Burnley ha ganado una disputa legal histórica contra Everton por una infracción de las normas de rentabilidad y sostenibilidad de la Premier League (PSR) correspondiente a la temporada 2021-22, la campaña en la que los Clarets descendieron. El resultado: los Toffees han sido condenados a pagar más de 35 millones de libras en concepto de indemnización.
Es un golpe durísimo. Y en Goodison Park lo han encajado con furia.
Everton, en pie de guerra
El club de Liverpool no ha tardado ni un segundo en reaccionar. En un comunicado cargado de indignación, Everton se declara “sorprendido y enfadado” por la decisión de una comisión disciplinaria independiente de la Premier League que ordena el pago a Burnley por el incumplimiento de las PSR en junio de 2022.

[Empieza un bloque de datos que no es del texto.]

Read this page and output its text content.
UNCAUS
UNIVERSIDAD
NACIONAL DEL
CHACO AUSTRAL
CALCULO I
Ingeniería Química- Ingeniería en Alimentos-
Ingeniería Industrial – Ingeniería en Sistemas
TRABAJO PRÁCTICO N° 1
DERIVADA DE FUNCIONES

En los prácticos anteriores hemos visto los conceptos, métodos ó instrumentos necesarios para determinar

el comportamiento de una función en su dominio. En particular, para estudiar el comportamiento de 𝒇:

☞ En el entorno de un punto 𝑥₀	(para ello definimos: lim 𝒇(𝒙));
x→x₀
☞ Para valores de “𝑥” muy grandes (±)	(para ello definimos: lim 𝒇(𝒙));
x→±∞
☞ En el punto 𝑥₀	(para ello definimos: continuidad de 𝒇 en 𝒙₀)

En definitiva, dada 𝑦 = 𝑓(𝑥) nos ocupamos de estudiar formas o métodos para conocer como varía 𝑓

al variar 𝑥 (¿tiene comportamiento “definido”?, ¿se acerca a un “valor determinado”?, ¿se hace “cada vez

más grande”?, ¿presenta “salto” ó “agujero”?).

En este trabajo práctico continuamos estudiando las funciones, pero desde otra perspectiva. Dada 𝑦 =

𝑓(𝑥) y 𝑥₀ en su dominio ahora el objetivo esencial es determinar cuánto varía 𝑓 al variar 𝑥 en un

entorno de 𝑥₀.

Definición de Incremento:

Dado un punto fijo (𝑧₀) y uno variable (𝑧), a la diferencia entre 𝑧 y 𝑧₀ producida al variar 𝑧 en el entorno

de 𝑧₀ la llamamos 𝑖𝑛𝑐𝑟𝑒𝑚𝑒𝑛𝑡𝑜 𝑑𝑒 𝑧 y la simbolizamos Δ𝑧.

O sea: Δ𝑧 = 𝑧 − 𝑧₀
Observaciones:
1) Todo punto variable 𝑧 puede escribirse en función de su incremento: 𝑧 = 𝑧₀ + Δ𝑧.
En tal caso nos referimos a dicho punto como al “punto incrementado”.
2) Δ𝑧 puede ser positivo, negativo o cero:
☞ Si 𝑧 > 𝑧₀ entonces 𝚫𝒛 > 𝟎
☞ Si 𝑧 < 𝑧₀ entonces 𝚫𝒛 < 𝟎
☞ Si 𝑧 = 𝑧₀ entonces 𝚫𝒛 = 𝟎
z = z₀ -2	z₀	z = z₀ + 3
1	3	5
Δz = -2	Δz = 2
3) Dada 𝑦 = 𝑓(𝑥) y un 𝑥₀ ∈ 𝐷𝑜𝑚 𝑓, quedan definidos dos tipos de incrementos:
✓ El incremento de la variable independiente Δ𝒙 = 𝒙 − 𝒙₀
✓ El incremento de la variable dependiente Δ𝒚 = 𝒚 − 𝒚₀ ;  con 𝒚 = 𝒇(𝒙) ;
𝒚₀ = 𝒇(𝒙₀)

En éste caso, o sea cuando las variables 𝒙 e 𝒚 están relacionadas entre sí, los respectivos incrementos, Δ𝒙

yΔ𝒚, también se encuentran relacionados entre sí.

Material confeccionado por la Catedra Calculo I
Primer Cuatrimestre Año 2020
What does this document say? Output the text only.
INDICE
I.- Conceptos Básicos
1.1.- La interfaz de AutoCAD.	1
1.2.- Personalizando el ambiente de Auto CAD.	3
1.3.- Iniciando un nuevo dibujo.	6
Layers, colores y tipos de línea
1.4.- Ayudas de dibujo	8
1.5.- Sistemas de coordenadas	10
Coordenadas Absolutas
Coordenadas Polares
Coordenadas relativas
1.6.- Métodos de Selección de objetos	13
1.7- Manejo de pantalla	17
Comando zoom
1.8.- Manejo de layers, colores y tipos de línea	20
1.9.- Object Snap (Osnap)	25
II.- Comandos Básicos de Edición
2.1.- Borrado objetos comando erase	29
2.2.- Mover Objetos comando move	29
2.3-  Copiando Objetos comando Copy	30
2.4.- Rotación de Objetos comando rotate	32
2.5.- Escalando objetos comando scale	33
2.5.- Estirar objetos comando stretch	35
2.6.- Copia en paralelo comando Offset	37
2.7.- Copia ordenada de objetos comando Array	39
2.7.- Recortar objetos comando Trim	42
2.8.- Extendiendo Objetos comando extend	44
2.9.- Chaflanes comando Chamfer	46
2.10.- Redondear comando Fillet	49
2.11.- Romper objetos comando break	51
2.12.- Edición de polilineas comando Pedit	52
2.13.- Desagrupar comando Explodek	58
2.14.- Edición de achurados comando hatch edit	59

El mensaje es claro: el club considera que el fallo “está fundamentalmente equivocado en derecho y en hecho” y ya ha presentado recurso. Everton rechaza frontalmente la conclusión del panel, que vincula el descenso de Burnley en mayo de 2022 con una supuesta ventaja deportiva obtenida por los Toffees gracias a su incumplimiento financiero, un caso por el que el club ya había recibido una sanción deportiva de calado.
Desde Goodison no solo niegan esa relación de causa-efecto. Van más allá. Hablan de un precedente “peligroso e impracticable” para el fútbol inglés, al basarse en la idea de que un club puede estar en infracción de las normas financieras en cualquier momento del ejercicio económico, abriendo la puerta a reclamaciones cruzadas y un escenario casi ingobernable.
Everton sostiene que la resolución “distorsiona” las pruebas presentadas por sus representantes legales y confía en que la apelación prospere. Internamente, el club se muestra seguro de su cumplimiento actual de las PSR y asegura haber recibido confirmación de la Premier de que este fallo no debería desencadenar futuras sanciones financieras.
El mensaje hacia la grada también es directo: la propiedad, insisten, mantiene intacta —e incluso reforzada— su determinación de devolver a Everton a la élite del fútbol inglés. El choque, sin embargo, abre un capítulo nuevo y tenso en la relación entre clubes y Premier en materia de control económico. Y deja una pregunta en el aire: ¿hasta dónde llegará esta batalla legal?
Salah, todavía de élite según la máquina
Mientras los despachos arden, los algoritmos dibujan otro tipo de titulares. El superordenador Machine Football, especializado en análisis masivo de datos futbolísticos, sitúa a Mohamed Salah en un nivel propio de un jugador en plenitud.
Las cifras son demoledoras. Su regate se sitúa en el top 0,01 % de todos los atacantes de la base de datos. Traducido: prácticamente nadie dribla como él. Ese registro, puntuado con 99,72, se combina con una calificación de 96,94 en definición y 97,69 en creatividad. El modelo lo coloca entre los mediapuntas ofensivos más completos que ha evaluado a nivel global.
El encaje táctico también aparece nítido en el mapa de datos. Según Machine Football, Salah se adaptaría casi a la perfección al 4-2-3-1 de Zeki Murat Gole en Fenerbahce, con una compatibilidad cercana al máximo. Un futbolista capaz de recibir entre líneas, girar, romper por dentro o por fuera y decidir partidos con un solo toque. Los números, al menos, lo ven así.
Donde el algoritmo sí detecta una zona de riesgo es en el salario potencial: más de 400.000 libras semanales. Deportivamente, la simulación es optimista; financieramente, el modelo no se atreve a dictar sentencia sobre si una estructura económica podría soportar ese peso sin quebrarse.
Machine Football procesa miles de millones de datos para proyectar rendimiento, posibles traspasos y resultados. Las máquinas hablan, los números seducen… pero son los clubes, con sus cuentas y sus decisiones, los que terminan pagando el precio. Y en la Premier, como acaba de comprobar Everton, ese precio puede ser más alto de lo que nadie imaginaba.